02/05/2012 - Para sempre verde, de Tom para Dilma
Presidenta,
Quem escreve esta carta é um Brasileiro.
Antônio Carlos Brasileiro de Almeida Jobim.
Sentado no piano de cauda, observava as árvores do Jardim Botânico que rodeavam minha casa me acompanharem com cadência e ritmo próprios. Balançavam seus ganhos, suas folhas dançavam ao vento, faziam coro no tom das matas.
A senhora já escutou a seiva correndo pelo tronco de uma sumaúma?
Antes de decidir o futuro do novo código florestal escute o que a natureza tem para lhe dizer.
Depois de escutá-la, do meu piano sempre brotaram matas, peixes, serras, aves, montanhas, lagoas, mares. Que da sua caneta também possam brotar flores, primaveras, verde-floresta...
Minha vida sempre foi um hino ao verde e às mulheres.
Sempre disse que o amor pela natureza se confunde com o amor pela mulher. A natureza como mulher que nos aninha, como musa que nos inspira, como mãe que nos alimenta.
Nasci na Tijuca. Sou parte da floresta. Mudei-me para Ipanema e lá aprendi a subir morros, mergulhar, imitar passarinho. Brincava com animais e me aventurava pelas lendas brasileiras. Foi a natureza exuberante quem forjou a minha alma de compositor.
Podia ter sido um ornitólogo, um botânico, um ictiólogo, mas fui músico, ou melhor, sou música.
Fiz da linguagem musical meu escudo e minha espada para defender a natureza.
Eu vivi de ecologia num tempo em que este tema não estava na moda. Minha música assumiu função prevacionista.
A minha arte sensibilizou muitos em defesa da floresta, patrimônio imaterial de todos nós.

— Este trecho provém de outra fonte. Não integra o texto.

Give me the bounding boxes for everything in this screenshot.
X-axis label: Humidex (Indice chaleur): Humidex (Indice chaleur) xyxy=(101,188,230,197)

Do meu piano saíram sementes de consciência e mudas de reflorestamento.
E sabe por quê? Porque meu sangue é do Brasil.
Conheço os apelidos e os nomes científicos de cada árvore, de cada animal. Aprendi a falar a língua dos pássaros. Minha inspiração vem sempre da floresta, dos bichos, da natureza – a mesma natureza que conta com o veto da senhora para continuar sendo cantada por nossas crianças.
Presidenta, eu faço um apelo à senhora em nome de botos, macucos, sabiás, caranguejos, arraias, patos pretos de asa branca e matitas-perês: deixe que haja flores, deixe que haja uma primavera, deixe os pássaros cantar, deixe a floresta ser para sempre verde.
Para sempre verde, Dilma. Forever Green.
Presidenta, imagine a Mãe Terra se transformando em um imenso deserto. É essa a herança que quer deixar para as novas gerações?
O novo código florestal não pode ser o seu legado.
Quando a vida for embora, onde a senhora vai dizer que está o azul, a floresta, o mar...
Deixe os pássaros voar, deixe os pássaros cantar, deixe o mato se espalhar, presidenta.
Toda a minha obra é inspirada na Mata Atlântica. Os lugares em que me inspirei estão sendo destruídos sistematicamente por essa raiva que o homem tem do planeta. A senhora não pode compactuar com essa raiva.
E com esse novo código florestal eu não vejo esperança nem para o bicho e nem para as plantas.
Sem mato, ar e bicho não há música.
Esse novo código florestal pode condenar o Brasil ao silêncio.
Veta Dilma para não calar a sinfonia do vento, o canto dos pássaros, o riacho correndo...
Observação do autor: Este texto é uma obra de ficção baseada no que Tom Jobim falou e cantou.